I’m about to embark upon a detachment of Ultrasmurfs, or at least Ultrasmurf successors, and the first logistical question was this: should I do the Macragge Blue basecoat with a brush, an airbrush, or a spray can? There are arguments for all three options, and as with all hobby quandaries, everyone must answer the question for themselves. Here’s my breakdown of the options, but let me know in the comments if you think I’m talking right out of my proverbial:
With a brush
A very large brush loaded with watered down paint will cover a model inside of about 30 seconds, but will need three or more coats for an even finish, depending on the colour. Your palette technique and brush loading also has to be on point (since it would be easy to overload the mini with paint) so this technique isn’t great for beginners.
With an airbrush
In my ignorance I thought this might save me time over a brush, but after talking to several airbrushing friends and after actually airbrushing a test mini, it turns out that actually what you’re getting is maximal quality but also maximal faff. Someone very practised in the use of their airbrush would undoubtedly reduce this faff time significantly, since they’ll be quick and efficient at getting the right paint consistency and so on, but this technique took longer than the other options by a wide margin. Two coats of Macragge Blue were still significantly darker over a black primer than the spray can, to the extent that it looked like Kantor Blue.
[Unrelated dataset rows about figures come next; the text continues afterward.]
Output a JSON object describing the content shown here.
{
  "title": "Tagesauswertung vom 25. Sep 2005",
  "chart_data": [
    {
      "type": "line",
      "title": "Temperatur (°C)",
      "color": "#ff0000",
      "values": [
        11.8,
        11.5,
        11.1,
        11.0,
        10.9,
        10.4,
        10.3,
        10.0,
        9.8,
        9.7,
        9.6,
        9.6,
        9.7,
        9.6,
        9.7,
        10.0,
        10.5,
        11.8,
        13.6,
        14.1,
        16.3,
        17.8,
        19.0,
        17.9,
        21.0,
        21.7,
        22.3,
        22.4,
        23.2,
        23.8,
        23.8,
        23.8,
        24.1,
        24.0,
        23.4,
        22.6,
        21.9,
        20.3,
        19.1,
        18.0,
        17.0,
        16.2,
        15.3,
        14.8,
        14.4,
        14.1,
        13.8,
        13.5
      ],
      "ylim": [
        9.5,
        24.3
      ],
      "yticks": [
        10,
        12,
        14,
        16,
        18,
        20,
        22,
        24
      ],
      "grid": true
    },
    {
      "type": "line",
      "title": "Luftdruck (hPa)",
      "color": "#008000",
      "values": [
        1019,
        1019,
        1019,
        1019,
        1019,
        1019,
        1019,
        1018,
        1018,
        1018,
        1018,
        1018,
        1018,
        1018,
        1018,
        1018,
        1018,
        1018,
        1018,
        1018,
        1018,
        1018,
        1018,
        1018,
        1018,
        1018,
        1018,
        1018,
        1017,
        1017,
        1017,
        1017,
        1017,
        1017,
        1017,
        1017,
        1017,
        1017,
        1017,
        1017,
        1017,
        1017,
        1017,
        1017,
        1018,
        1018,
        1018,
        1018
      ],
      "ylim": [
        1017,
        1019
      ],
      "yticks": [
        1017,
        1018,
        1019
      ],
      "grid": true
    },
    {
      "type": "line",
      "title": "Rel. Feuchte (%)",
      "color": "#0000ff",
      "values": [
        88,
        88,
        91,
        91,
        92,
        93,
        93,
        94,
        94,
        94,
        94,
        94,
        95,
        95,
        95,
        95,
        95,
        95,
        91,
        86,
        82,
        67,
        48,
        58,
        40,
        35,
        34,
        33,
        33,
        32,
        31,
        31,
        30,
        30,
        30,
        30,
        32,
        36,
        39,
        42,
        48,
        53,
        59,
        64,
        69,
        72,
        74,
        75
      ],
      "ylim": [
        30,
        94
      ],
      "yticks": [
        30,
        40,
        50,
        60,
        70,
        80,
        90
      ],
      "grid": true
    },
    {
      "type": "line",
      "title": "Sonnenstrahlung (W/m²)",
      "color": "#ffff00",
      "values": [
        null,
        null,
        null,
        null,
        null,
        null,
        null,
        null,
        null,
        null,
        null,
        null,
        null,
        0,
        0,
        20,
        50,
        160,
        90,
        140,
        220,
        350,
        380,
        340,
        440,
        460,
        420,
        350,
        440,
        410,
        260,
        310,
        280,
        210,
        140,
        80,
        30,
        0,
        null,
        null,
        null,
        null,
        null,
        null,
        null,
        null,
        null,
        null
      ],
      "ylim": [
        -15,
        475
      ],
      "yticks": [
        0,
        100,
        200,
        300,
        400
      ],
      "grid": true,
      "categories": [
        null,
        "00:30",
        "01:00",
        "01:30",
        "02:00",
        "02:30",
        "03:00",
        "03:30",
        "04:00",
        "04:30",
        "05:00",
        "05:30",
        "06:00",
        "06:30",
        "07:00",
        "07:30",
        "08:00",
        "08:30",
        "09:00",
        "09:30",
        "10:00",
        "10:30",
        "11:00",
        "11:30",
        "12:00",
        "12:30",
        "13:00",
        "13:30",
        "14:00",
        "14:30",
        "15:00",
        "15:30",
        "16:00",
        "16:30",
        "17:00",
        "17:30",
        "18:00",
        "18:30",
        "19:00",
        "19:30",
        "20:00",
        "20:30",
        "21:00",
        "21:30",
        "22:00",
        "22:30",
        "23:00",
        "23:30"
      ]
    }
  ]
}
That said, the texture was silky smooth, and after some more coats this would clearly produce the best finish.
With a spray can
So here you’re getting a strong colour over a black primer in almost no time whatsoever. The downside? You’ll get way more texture on the model, resulting in a vibrant but sub-optimal finish. I am an extremely lazy man, however, and am willing to skip my least favourite stage (basecoating) if it means a mildly less pleasing result. Your mileage on the texture thing may vary; see below for the results on a finished miniature.
There are other metrics to consider. First is expense. Spray cans are definitely the most expensive option unless you don’t already own an airbrush, in which case it’ll take a long time for that investment to pay itself back vs. individual spray cans. Secondly is the environmental impact, in which case spray cans are unarguably the worst, and the least efficient. At least where I live we can recycle aerosol cans? Still, not ideal.
Spray can test model: the results
As usual, laziness won out in the end. I decided to just use the damn spray can for my new primaris astartes detachment. They’re going to be Ultramarines successors (so that I can write my own background and characters) but for the test model I decided to paint an actual Ultramarines sergeant who’s been assigned to the successor chapter as an advisor, since they’re all new and innocent about the ways of the 41st Millennium. Here he is:
That blue is the blue spray can over a chaos black primer, followed by a single thin coat of Macragge Blue to help get a satin finish in line with the other surfaces on the mini. The highlights and shading were applied with the standard Ultramarines colours (basecoat Macragge Blue, line-in shade of Nuln Oil, highlight Calgar Blue, edge highlight with Fenrisian Grey).
It’s not my best paint job ever, but it’s certainly not my worst either. For comedy value, I feel it’s important to compare this guy to one of the first space marines I ever painted.
It seems fair to suggest that my painting ability and Games Workshop’s miniatures have both improved somewhat since the 90s.